In some cases, erosion of the mesh and scarring of the vagina led to discomfort and pain, including pain during sexual intercourse. Some patients needed additional surgery to remove the mesh that had eroded into the vagina. Other complications included injuries to nearby organs such as the bowel and bladder, or blood vessels.
A pelvic organ prolapse, (POP) occurs when a pelvic organ, such as your bladder, drops (“prolapses”) from its normal position and pushes against the walls of your vagina. This can happen if the muscles that hold your pelvic organs in place become weak or stretched from childbirth or surgery. More than one pelvic organ can drop at the same time. Organs that can be involved in a pelvic organ prolapse include the bladder, the uterus, the bowel and the rectum.

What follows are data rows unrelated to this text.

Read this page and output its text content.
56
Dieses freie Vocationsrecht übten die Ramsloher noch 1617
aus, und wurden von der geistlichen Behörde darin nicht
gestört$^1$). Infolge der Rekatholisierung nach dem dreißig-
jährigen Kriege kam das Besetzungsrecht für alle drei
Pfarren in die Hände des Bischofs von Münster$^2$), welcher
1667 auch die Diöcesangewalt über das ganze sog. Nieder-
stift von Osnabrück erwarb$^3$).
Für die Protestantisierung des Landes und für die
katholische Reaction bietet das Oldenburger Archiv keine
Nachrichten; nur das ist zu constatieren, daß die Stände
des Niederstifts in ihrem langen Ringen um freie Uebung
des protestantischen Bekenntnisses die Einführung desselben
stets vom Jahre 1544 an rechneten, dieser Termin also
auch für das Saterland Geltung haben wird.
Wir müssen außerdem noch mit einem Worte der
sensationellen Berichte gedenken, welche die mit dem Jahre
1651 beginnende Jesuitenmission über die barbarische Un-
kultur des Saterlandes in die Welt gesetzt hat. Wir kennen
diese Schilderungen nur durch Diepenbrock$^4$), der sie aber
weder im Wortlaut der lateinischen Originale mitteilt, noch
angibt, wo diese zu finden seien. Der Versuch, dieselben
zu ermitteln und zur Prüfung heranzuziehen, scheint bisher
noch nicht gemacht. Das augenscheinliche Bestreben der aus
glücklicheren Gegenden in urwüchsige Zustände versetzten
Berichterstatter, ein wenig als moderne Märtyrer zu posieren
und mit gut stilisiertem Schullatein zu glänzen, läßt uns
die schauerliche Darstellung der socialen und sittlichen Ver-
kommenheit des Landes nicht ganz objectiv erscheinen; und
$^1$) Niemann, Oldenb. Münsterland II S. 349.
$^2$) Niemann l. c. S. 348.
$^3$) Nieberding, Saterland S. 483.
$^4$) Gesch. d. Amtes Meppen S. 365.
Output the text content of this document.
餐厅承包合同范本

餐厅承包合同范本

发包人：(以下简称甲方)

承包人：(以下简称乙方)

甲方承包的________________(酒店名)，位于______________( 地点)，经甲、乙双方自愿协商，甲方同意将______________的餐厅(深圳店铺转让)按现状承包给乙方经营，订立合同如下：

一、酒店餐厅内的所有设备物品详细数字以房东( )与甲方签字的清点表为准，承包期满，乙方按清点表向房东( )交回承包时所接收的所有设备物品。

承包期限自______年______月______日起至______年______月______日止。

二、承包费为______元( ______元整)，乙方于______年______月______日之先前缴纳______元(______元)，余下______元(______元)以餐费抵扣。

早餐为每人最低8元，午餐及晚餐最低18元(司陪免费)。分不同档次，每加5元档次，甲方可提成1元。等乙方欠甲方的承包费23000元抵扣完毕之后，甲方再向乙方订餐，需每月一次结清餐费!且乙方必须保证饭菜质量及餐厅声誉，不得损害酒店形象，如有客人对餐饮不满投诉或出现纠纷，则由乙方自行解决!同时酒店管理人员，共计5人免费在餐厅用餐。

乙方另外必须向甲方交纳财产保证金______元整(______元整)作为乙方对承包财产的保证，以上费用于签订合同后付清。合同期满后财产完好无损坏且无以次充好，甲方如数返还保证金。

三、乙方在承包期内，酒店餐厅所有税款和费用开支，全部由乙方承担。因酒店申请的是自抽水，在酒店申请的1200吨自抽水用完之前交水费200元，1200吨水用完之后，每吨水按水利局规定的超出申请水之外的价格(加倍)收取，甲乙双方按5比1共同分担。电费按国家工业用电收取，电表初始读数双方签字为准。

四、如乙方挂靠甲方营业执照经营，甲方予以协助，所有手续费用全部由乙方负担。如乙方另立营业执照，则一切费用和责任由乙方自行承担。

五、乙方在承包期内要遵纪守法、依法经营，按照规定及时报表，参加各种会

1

Pelvic organ prolapse can cause pain or problems with bowel and bladder functions or interfere with sexual activity.
Stress urinary incontinence (SUI) is a type of incontinence caused by leakage of urine during moments of physical stress.
Talking to your doctor
Before having an operation for POP or SUI, be sure to let your surgeon know if you’ve had a past reaction to mesh materials such as polypropylene.
Questions you should ask the surgeon before you agree to surgery in which mesh will be used:
- What are the pros and cons of using surgical mesh in my particular case? Can my repair be successfully performed without using mesh?
- If a mesh is to be used, what has been your experience with implanting this particular product? What experience have your other patients had with this product?
- What has been your experience in dealing with the complications that might occur?
- What can I expect to feel after surgery and for how long?
- Are there any specific side effects I should let you know about after the surgery?
- What if the mesh doesn’t correct my problem?
- If I have a complication related to the mesh, can the mesh be removed and what could the consequences be?
- If a mesh is to be used, is there patient information that comes with the product, and can I have a copy?
If you experience complications after you leave hospital, contact Dr Carey or the nursing staff on 1 West at the Epworth Freemasons Hospital for advice. In an emergency you may attend the Royal Women’s Hospital, Parkville or Epworth Hospital, Richmond emergency department or attend your closest hospital emergency department.